Она вздрогнула, подняла набрякшие веки, лицо уже сонное, одуревшее, вяло ткнула пальцем в линию горизонта:

— Вон там… За Малыми Овражками будут Серые Мхи, а через два оврага — Болотище. Я из Болотища.

— Ого, — сказал я. — Что-то тебя далековато везли. Что, не сумели на месте утопить?

Она содрогнулась:

— У нас речка мелкая.

— Тогда понятно, — рассудил я. — Ты вообще-то для крупных дядей.

У первых же домов я пустил коня шагом, чтобы не стоптать детей, из двора третьего дома выскочил крупный парень скандинавского типа, золотоволосый и голубоглазый.
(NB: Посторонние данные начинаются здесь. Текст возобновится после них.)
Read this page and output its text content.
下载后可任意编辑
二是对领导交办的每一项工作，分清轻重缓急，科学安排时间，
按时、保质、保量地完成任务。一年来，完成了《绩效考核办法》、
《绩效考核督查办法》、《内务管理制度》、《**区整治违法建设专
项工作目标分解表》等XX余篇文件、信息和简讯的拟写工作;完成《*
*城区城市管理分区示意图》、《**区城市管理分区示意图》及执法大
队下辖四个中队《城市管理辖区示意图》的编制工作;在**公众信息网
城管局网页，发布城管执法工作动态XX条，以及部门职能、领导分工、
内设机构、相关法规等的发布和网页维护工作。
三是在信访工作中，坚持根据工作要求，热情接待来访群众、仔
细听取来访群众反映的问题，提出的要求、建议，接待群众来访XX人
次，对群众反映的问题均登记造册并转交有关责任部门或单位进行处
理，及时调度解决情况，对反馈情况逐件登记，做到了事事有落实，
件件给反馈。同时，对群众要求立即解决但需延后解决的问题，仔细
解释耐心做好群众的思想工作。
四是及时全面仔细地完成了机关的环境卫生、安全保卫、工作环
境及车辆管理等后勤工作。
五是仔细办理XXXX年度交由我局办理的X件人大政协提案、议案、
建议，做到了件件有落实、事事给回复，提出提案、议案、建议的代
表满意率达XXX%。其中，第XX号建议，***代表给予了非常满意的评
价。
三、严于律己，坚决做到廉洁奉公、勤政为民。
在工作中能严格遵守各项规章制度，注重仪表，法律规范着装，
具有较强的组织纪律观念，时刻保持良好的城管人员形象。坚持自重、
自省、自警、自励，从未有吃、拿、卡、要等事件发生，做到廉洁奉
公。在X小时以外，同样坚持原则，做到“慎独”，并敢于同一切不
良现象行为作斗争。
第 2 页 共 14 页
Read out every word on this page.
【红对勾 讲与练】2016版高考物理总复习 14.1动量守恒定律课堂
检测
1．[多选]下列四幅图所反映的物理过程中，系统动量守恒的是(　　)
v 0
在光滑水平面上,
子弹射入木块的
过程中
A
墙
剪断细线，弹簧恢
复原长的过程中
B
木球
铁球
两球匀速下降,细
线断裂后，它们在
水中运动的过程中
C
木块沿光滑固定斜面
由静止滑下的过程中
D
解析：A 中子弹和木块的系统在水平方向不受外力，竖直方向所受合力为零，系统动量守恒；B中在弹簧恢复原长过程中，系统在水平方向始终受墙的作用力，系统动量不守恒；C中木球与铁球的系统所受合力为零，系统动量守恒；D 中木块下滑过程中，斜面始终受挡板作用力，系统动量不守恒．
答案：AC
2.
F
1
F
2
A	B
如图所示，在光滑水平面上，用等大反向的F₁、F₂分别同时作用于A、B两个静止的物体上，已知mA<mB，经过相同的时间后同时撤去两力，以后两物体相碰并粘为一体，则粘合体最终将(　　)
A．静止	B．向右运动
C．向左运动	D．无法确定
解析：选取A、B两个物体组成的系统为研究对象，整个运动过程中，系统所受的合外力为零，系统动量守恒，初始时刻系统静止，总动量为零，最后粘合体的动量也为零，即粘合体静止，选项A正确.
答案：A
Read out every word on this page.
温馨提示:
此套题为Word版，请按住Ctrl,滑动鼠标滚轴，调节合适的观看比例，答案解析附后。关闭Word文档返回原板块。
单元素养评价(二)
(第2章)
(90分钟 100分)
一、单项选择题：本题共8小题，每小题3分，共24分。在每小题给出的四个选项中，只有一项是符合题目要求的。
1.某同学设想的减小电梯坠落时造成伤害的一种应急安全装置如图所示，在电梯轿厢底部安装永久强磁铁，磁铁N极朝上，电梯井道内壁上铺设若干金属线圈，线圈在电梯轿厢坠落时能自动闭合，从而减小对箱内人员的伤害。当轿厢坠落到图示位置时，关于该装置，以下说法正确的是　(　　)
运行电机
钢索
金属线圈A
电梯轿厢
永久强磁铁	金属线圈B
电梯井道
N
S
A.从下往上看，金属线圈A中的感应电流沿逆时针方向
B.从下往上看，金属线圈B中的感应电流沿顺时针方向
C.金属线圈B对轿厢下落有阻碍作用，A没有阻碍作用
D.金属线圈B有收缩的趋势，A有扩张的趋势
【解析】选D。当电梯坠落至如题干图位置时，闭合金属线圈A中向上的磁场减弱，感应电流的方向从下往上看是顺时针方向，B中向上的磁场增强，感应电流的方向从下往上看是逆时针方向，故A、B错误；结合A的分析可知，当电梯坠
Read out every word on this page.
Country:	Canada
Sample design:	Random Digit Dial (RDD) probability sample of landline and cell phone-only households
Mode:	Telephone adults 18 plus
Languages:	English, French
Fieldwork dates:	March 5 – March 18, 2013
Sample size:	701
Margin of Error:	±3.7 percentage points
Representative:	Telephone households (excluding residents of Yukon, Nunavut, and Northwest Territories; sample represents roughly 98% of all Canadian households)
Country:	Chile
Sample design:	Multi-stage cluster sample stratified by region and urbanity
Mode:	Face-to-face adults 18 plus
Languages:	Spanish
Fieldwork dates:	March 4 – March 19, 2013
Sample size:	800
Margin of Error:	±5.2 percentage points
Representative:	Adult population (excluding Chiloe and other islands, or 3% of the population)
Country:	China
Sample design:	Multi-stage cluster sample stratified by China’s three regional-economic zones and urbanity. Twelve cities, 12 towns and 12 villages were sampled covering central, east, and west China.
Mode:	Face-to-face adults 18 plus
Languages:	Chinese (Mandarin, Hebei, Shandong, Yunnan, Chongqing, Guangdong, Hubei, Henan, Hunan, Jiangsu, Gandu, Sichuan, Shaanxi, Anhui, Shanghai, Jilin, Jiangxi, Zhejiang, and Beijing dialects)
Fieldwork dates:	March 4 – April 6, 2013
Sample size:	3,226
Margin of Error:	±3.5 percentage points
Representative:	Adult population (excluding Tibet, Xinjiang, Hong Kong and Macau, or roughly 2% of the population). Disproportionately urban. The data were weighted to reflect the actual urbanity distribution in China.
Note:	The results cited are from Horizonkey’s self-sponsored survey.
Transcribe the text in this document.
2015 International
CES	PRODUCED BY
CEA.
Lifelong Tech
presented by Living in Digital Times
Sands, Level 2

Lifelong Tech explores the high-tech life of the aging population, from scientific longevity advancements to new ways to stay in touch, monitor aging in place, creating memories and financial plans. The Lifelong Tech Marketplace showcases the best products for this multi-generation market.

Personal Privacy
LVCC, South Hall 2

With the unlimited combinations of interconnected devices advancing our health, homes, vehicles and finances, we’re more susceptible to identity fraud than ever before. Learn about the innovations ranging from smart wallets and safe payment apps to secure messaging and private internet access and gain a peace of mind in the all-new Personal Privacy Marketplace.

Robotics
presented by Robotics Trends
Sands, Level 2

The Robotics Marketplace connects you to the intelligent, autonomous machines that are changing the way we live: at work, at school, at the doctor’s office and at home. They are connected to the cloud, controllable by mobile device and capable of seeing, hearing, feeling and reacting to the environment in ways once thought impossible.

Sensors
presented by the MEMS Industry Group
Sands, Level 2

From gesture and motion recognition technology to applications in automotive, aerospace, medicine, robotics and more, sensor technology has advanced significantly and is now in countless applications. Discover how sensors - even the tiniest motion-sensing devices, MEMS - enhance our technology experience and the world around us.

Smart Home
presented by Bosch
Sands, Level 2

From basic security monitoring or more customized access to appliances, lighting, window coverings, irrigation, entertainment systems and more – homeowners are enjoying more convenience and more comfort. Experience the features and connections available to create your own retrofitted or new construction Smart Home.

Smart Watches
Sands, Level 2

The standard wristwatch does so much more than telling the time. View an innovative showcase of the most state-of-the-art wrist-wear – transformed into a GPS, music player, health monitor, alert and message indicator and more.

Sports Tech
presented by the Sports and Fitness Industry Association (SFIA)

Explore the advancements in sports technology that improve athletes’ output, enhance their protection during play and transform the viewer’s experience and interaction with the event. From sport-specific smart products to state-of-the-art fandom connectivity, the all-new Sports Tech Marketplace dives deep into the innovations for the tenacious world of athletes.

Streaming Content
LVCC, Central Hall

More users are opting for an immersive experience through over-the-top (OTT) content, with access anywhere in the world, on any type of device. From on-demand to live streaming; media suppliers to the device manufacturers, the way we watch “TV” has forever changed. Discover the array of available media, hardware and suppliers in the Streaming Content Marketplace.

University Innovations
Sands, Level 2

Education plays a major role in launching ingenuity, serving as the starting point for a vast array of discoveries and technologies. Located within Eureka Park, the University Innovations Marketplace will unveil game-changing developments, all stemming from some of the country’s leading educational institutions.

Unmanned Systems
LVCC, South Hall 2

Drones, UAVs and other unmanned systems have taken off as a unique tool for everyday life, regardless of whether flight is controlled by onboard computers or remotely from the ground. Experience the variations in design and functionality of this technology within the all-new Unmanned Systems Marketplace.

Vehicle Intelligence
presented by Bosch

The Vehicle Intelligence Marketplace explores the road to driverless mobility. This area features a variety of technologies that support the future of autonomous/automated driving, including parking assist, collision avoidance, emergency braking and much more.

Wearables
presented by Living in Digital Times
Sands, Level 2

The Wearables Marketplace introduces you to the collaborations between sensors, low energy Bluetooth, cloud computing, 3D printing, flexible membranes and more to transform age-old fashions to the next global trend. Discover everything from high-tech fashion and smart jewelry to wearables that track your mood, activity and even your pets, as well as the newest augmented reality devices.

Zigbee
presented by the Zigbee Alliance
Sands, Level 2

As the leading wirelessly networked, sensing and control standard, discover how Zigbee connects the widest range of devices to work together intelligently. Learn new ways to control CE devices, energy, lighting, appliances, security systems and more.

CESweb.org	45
Я не успел опомниться, он подбежал, ухватил за стремя. Лицо его было таким счастливым, что я не нашелся ни с готовой шуточкой, ни с приколом, ни вообще, только смотрел на него сверху вниз, а он прокричал счастливо:

— Братишка, ты вернулся!.. Как здорово!.. Скорее слезай, я сам поставлю твоего коня. Да слезай же скорее, дай тебя обнять…

Я слез, чувствуя себя самым подлым обманщиком. Парень налетел, обнял, прижался, а когда отодвинул на вытянутые руки, я увидел в его чистых честных глазах слезы. Сердце мое дрогнуло. Хотя знаю, что в Средние века мужчины плакали часто и по любому поводу, а в серьезных случаях с рыданиями рвали на себе «белокурые кудри», но все равно сердце защемило нежностью к этому здоровенному парню.

— Пойдем домой, — сказал он торопливо. — А это кто с тобой?.. Я ее где-то видел…

Девушка сказала живо:

— Меня зовут Мелея, я из Болотища. Я тебя тоже видела в прошлом году на ярмарке. Ты — Хески, да? Твой брат спас меня от морского чудища!..

Парень, которого она назвала Хески, отмахнулся:

— Да-да, он всегда ввяжется в какую-нибудь драку. Снова в селе прибавится сломанных рук, выбитых зубов, сорванных дверей и разбитых лбов… Ты сама сумеешь добраться домой? Вот и славно. Беги, обрадуй родителей. Хотя тебе могут и не обрадоваться… Брат, что за дивный конь у тебя?